I'll literally immerse myself in songs that take me back to times in my life things were better and actively avoid music from terrible periods which makes it difficult to really invest in new music when I'm in a low period.
Anyway I've kind of been struggling with getting any momentum back to living if that makes sense, I feel like all the mistakes I made in making poor career choices, BPD driven outbursts and being so impulsive have left me with little potential going forward, I just feel like i'm past the point of being able to turn things around as all the effort I put in is for nothing and just cope by daydreaming a different life, i'd give anything to be given a second chance at my twenties.

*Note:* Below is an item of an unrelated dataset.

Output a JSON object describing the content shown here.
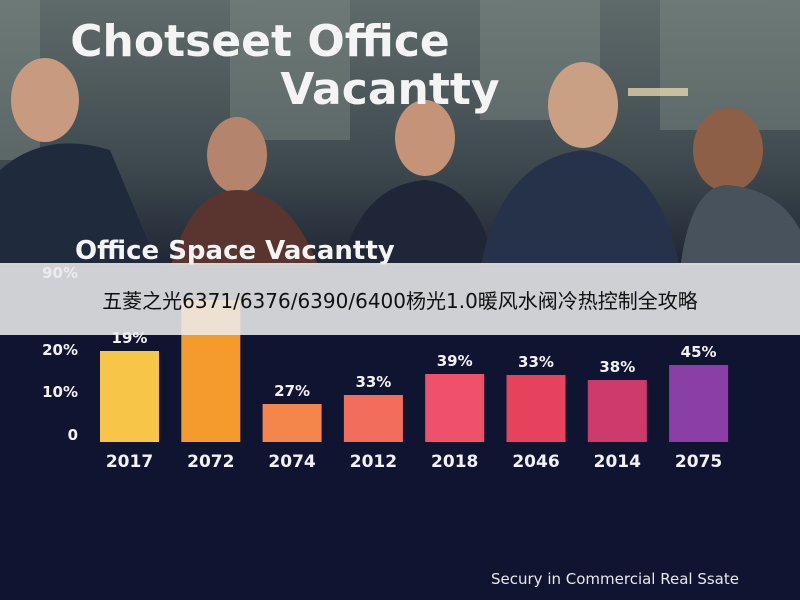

I know what you mean Raichu! CRJ's song and video made me pressed with the visions of that twee Tumblr-y aesthetic that just won't die, and I'm gonna screw up describing this but like... it reminds me of those people at college who seemed to think that "talking about mental health" is about "talking about mental health", because the moment it turns from an abstract issue to actual human behavior and changing the way we engage with and relate to each other, that interest in mental health sure vaporizes pretty quickly.I've been thinking more about what I said about pop music and one of the reasons I hate it when I'm depressed is that it rarely talks about loneliness in a way that's relatable. It's always put into a context that's appealing because pop music stays away from the ugliness of real life or at least real life for certain people. And loneliness is almost always talked about in the context of romantic relationships, which is valid but is not relatable for a lot of people. Pop artists will not talk about loneliness in other ways because it won't produce the idealized aesthetic that makes the music sell.
Carly's new album comes to mind. It's called The Loneliest Time and yes, some of the lyrics are about loneliness, but it's all the same standard expressions of loneliness that we always get in pop. And while what she's writing about is her experience and thus is completely valid, I was kind of disappointed at the content because the title made me think I might find something to relate to. Which was kind of stupid on my part because I don't really like bubblegum pop and her lyrics have always been and probably will always be very surface level. I'm just kind of tired of there being a lack of music that explores the kind of soul crushing loneliness that one experiences when it feels impossible to even make friends, much less make a relationship work.
I realize that there can be soul crushing loneliness even in relationships but pop lyrics rarely dig deep enough to excavate that either. Because, as I said, pop rejects too much ugliness.
I confront the ugliness head on in my music, but as a result, people in my life feel uncomfortable listening to it. But I wouldn't feel that way at all. I welcome the discomfort. I'm very tired of the facade everybody puts up, the way it's socially taboo to say anything other than "I'm fine" or "Good" when somebody asks you how you're doing. Pop music is kind of infected with this and when the artists are showing their demons, it's always with more than a dash of glamour and made to look desirable and even kind of fun in some cases. Which would not an inherently bad mode of expression but it gets tiresome when there's nothing more real to balance it out.
My music is more of a lo-fi vibe, but part of me wants to write incredibly catchy and appealing pop songs about autism and make all the pop enthusiasts heads explode. Because people think autism is ugly and they don't want ugliness in their pop. But if they bopped hard enough...Hmmm.